Woosley Clinton R, Mayes Thomas C
Department of Pediatrics, University of Texas Health Science Center at San Antonio, San Antonio, TX 78229-3900, USA.
Semin Thorac Cardiovasc Surg. 2008 Spring;20(1):58-63. doi: 10.1053/j.semtcvs.2008.02.002.

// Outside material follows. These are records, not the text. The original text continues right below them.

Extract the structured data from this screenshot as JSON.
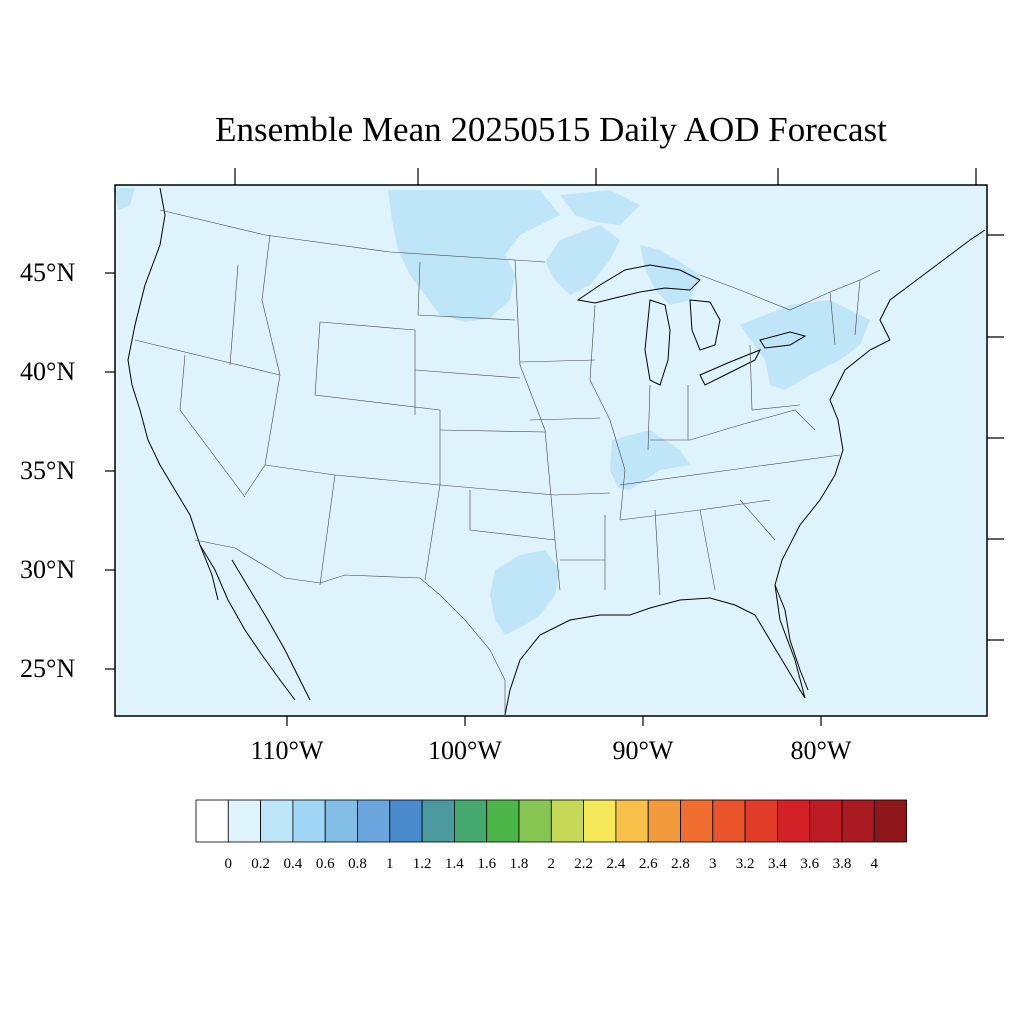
{
  "title": "Ensemble Mean 20250515 Daily AOD Forecast",
  "map": {
    "projection": "lat-lon",
    "lon_range": [
      -119,
      -70
    ],
    "lat_range": [
      22.5,
      49.5
    ],
    "background_color": "#dff3fc",
    "plume_color": "#bfe5f8",
    "lat_labels": [
      "45°N",
      "40°N",
      "35°N",
      "30°N",
      "25°N"
    ],
    "lon_labels": [
      "110°W",
      "100°W",
      "90°W",
      "80°W"
    ]
  },
  "colorbar": {
    "colors": [
      "#ffffff",
      "#dff3fc",
      "#bde5f8",
      "#9fd7f4",
      "#82bde6",
      "#6aa6dc",
      "#4a8bcb",
      "#4a9aa0",
      "#45a86e",
      "#4cb748",
      "#88c653",
      "#c5d957",
      "#f5e85b",
      "#f6c04b",
      "#f39a3c",
      "#f06e2f",
      "#ea542b",
      "#e13c28",
      "#d22127",
      "#bd1c24",
      "#a91b20",
      "#8f161a"
    ],
    "labels": [
      "0",
      "0.2",
      "0.4",
      "0.6",
      "0.8",
      "1",
      "1.2",
      "1.4",
      "1.6",
      "1.8",
      "2",
      "2.2",
      "2.4",
      "2.6",
      "2.8",
      "3",
      "3.2",
      "3.4",
      "3.6",
      "3.8",
      "4"
    ]
  }
}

Trauma remains the leading cause of death for children aged 1 to 14 years. Thoracic trauma is seen in 4% to 6% of pediatric patients presenting to pediatric trauma centers and rarely occurs in isolation. The medical and surgical evaluation of children is a challenging task to even the most experienced physician. Effective treatment of the pediatric trauma patient can only be provided if the physician understands the major pitfalls which are common in the pediatric population. The assessment of the pediatric patient is simplified by an understanding of specific anatomic and physiologic differences between children and adults. While noting children are not small adults, the systematic approach taken towards the evaluation of an adult is similar. Sequential evaluation and management of the ABCs by a caregiver familiar with age specific norms is the most important initial consideration. The care of specific injuries is similar to those found in adults but the patient's size limits the physician's options in many cases.
创伤仍然是1至14岁儿童死亡的主要原因。在前往儿科创伤中心就诊的儿科患者中,4%至6%会出现胸部创伤,且很少单独发生。即使对经验最丰富的医生来说,对儿童进行医学和外科评估也是一项具有挑战性的任务。只有当医生了解儿科人群中常见的主要陷阱时,才能对儿科创伤患者进行有效的治疗。了解儿童与成人之间特定的解剖和生理差异,有助于简化对儿科患者的评估。虽然要注意儿童并非缩小版的成人,但对成人进行评估时所采用的系统方法与之相似。由熟悉特定年龄规范的护理人员对ABCs进行顺序评估和管理是最重要的初始考虑因素。对特定损伤的护理与成人相似,但在许多情况下,患者的体型限制了医生的选择。